En el cementerio de Père-Lachaise hay muchos muertos ilustres que me atraen como latinoamericano, pero nadie me había conmovido tanto como el joven Juan Martín. Ni los guatemaltecos Miguel Angel Asturias ni Enrique Gómez Carrillo, ni mi paisano José Ignacio Merino ni el colombiano Rufino José Cuervo.
Aunque los padres de Juan Martín acudieron a los artistas y arquitectos parisinos más prestigiosos de su tiempo, el mausoleo de su niño ha envejecido y languidece en el olvido, a pesar de los bronces finos, los preciosos vitrales y los hierros forjados. Juan Martín murió como un señorito, pero cien años después se ha convertido en un proletario más entre las tumbas sin flores de Père-Lachaise.
En el Cementerio General de Guayaquil vi el mausoleo de la familia Ycaza-Gaínza y me acordé del Cóndor de Père-Lachaise. ¿Sería guayaquileña -como mi abuela- la familia de Juan Martín?
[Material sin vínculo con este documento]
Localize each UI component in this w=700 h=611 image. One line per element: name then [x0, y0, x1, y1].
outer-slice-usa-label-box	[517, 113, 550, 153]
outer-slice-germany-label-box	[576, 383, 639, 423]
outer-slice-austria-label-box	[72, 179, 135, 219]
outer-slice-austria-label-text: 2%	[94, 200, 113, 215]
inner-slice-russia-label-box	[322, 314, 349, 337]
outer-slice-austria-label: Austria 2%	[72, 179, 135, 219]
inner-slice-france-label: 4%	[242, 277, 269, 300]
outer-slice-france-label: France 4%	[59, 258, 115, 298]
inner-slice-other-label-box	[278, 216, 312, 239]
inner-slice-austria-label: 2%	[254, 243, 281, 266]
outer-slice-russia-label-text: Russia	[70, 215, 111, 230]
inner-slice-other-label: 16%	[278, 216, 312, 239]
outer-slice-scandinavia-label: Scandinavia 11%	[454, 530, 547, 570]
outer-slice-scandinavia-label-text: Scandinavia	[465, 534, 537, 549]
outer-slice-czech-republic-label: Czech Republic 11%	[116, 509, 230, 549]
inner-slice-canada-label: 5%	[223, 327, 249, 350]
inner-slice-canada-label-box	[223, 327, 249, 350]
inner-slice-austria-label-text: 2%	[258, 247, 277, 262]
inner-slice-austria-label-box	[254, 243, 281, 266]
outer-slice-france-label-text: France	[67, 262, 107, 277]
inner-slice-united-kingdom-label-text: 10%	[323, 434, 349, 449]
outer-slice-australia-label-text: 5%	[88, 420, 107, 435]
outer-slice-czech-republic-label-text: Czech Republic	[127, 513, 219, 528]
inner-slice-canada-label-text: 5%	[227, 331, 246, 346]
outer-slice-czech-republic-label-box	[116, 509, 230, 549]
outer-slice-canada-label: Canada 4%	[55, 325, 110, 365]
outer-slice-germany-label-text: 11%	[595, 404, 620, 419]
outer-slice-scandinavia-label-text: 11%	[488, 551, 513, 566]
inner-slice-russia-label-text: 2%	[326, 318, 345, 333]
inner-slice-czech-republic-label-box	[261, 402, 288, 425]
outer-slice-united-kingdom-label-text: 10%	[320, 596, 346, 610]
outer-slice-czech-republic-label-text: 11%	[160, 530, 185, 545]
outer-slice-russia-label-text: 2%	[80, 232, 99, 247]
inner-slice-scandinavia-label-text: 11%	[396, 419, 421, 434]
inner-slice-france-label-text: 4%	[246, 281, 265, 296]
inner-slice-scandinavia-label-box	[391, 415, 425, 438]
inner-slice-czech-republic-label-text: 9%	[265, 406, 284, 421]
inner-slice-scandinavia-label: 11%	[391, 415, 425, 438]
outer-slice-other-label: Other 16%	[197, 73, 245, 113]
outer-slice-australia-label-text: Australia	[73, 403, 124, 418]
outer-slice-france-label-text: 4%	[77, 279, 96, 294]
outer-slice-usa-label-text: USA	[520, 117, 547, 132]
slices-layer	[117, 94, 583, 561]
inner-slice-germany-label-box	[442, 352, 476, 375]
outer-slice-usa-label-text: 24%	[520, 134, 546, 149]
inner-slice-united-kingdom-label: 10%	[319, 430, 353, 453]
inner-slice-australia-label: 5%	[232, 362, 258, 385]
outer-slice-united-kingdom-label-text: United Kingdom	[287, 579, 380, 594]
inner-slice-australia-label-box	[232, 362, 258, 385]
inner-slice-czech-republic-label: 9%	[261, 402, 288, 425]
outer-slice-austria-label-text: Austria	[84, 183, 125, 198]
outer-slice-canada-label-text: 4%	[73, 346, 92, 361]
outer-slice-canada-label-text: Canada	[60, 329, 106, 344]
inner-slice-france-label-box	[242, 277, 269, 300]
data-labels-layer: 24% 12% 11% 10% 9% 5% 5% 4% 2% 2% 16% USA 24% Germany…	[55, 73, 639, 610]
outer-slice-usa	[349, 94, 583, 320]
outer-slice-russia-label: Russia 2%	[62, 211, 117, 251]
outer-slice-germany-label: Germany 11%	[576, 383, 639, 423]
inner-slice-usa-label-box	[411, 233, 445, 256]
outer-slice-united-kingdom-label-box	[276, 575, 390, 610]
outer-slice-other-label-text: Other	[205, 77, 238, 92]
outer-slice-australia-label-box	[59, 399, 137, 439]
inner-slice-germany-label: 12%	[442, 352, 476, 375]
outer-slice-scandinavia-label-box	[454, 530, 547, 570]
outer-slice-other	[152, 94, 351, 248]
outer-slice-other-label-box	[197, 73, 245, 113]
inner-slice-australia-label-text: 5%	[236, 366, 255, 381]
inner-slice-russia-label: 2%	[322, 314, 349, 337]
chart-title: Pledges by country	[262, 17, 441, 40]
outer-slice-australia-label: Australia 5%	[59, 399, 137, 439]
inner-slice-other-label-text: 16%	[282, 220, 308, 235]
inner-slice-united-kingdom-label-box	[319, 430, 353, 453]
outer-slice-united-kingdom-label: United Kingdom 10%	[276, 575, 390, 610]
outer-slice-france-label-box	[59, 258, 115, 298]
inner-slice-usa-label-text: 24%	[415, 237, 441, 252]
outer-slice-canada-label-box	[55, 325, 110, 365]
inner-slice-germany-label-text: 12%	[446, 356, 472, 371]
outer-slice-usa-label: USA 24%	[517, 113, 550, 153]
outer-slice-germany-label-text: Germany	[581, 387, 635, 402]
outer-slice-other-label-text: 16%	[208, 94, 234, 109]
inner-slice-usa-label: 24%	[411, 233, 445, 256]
Manuela Franco me regaló el monedero cuyo escudo reconocí en un cementerio de París para narrar así esta historia que por fin puedo devolver a mis paisanos de Guayaquil, aunque uno haya nacido en Lima y viva en Sevilla.
La próxima vez que vaya a París, sembraré semillas de Guayacán a la vera de Juan Martín y le leeré unos versos de Alfredo Gangotena que no pudo conocer, pero que habría entendido de maravilla:
Accourez, vous tous ceux du bocage,
avec cristaux et palmiers,
avec la fièvre des yeux et autant d’autres clartés.
Me pregunto si algún descendiente de la familia de Juan Martín se reconocerá como deudo suyo después de leer esta crónica, pues a mí el Cóndor de Père-Lachaise me concierne porque es una suerte de consulado fantasma para nosotros los desterrados, porque mi abuela me pidió que jamás olvidara aquel escudo y porque todos los niños muertos son mis hijos, como en los desolados versos de Rimbaud.